DATE: Friday, 9th March. TIME: 8:00pm. In the conference room on the first floor of The Briar Rose Hotel, Bennetts Hill, which is off New Street. All welcome, including non-members. (Admission for  non-members is £4.00. You don’t have to book — just turn up.)

 

Sam Youd

Today’s copy of the Guardian contains my obituary of Sam Youd, ‘John Christopher’, who died at the weekend. Like many obituaries, this was written to a tight deadline: I had less than four hours in which to research and write the piece, the research side of it being complicated by the fact that because of the heavy snow I was unable to get out of the house to consult more than the reference books I have on my shelf, and the internet.

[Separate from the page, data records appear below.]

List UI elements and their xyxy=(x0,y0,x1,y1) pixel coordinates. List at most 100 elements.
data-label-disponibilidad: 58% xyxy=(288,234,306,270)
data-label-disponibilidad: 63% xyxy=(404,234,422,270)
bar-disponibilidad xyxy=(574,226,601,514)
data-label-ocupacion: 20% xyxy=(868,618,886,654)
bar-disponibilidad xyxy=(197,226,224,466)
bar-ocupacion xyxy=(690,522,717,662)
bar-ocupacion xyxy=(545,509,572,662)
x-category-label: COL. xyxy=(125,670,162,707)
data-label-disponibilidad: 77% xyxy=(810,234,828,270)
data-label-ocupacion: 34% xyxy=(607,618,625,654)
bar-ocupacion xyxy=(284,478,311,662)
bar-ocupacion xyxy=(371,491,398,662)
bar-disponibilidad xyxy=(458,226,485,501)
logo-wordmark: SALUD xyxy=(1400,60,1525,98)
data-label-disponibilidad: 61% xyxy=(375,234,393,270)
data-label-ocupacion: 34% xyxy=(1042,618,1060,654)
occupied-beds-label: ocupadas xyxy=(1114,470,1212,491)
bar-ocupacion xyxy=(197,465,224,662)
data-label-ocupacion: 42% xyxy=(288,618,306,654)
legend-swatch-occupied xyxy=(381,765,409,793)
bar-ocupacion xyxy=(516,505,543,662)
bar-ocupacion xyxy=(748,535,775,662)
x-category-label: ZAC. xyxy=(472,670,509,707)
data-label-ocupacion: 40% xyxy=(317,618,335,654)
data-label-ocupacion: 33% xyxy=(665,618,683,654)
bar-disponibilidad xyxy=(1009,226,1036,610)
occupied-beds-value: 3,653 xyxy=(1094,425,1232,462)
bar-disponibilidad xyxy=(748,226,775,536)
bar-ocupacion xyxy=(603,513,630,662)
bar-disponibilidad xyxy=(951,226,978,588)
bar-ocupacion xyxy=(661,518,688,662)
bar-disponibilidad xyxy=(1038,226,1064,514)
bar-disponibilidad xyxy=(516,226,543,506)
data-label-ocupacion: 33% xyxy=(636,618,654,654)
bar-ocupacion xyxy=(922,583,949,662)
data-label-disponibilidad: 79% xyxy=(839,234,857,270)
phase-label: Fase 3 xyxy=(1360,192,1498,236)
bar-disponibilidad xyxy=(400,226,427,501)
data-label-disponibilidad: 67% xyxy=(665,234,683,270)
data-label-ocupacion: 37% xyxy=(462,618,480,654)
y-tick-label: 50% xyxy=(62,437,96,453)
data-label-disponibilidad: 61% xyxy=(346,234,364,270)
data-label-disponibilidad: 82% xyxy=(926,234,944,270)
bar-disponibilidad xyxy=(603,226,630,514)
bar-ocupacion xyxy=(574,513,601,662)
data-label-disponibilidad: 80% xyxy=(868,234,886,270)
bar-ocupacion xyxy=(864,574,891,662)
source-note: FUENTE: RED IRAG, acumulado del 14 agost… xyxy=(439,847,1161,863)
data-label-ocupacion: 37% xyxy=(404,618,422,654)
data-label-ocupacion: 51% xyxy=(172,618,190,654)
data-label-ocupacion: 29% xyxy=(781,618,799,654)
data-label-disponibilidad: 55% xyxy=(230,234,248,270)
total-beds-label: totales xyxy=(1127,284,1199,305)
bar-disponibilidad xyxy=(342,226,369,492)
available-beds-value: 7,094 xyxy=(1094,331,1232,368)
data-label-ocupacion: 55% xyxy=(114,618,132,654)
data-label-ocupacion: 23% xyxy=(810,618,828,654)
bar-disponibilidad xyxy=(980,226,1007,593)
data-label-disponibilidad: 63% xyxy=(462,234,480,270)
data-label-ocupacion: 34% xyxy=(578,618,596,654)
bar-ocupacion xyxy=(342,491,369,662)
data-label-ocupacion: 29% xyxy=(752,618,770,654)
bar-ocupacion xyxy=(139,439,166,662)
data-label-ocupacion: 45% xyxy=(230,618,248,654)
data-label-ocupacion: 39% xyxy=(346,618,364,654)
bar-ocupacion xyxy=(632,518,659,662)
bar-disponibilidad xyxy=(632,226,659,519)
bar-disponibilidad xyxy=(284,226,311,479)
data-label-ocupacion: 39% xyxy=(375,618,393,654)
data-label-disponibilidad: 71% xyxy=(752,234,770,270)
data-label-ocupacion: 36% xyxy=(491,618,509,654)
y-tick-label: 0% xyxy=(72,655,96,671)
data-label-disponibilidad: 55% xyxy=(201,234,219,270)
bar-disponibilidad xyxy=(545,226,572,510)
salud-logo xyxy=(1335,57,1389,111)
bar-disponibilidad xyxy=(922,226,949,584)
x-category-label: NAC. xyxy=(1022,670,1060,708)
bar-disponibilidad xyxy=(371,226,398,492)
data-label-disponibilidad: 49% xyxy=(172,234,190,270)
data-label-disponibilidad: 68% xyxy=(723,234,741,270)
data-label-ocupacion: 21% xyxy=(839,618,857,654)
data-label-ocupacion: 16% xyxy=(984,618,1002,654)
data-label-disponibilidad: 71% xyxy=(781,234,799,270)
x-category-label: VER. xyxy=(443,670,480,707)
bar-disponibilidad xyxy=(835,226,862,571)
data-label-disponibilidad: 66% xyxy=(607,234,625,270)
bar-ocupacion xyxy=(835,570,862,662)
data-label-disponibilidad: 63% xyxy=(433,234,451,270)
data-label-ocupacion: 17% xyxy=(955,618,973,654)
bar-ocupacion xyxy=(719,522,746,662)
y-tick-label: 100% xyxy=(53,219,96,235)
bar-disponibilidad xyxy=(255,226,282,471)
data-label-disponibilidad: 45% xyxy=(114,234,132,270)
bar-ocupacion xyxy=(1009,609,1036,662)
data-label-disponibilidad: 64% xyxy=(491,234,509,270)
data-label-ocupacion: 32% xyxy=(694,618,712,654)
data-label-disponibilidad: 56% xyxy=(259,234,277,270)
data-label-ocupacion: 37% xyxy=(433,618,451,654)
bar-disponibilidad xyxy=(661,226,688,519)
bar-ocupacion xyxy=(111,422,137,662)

One of the more irrelevant things I wanted to say (but lacked the space, so I suppose it was fortunate) was to remark on the weather. Sam Youd was born in a white-out blizzard in 1922; one of his best books was The World in Winter, published in a Penguin paperback during a terrible freeze in the early 1960s (I well remember buying it at an icy bookstall in Liverpool Street station); he died during the coldest weekend so far of this winter.

(Further text deleted.)

 

An Original Mind

I don’t know Adrian Hon, but he has an amazing way of thinking. His website Mssv has an analysis of The Islanders of such fierce intelligence that I gibbered in the cupboard under the stairs for half an hour afterwards. It’s an analysis, not a review, and whether he liked the book or not remains unsaid.

His chart of the islander themes is as close to a map of the Dream Archipelago as I’d allow. (I execrate the inclusion of maps in novels, as many people know.) But Hon’s chart is just that: a kind of flowchart of the psychic connections between islands and islanders. While not endorsing it entirely (I’m not certain I agree with it all) I’m happy to pass it on, partly for your pleasure of encountering an original thinker. While on his website, have a browse around. A lot of interesting stuff there.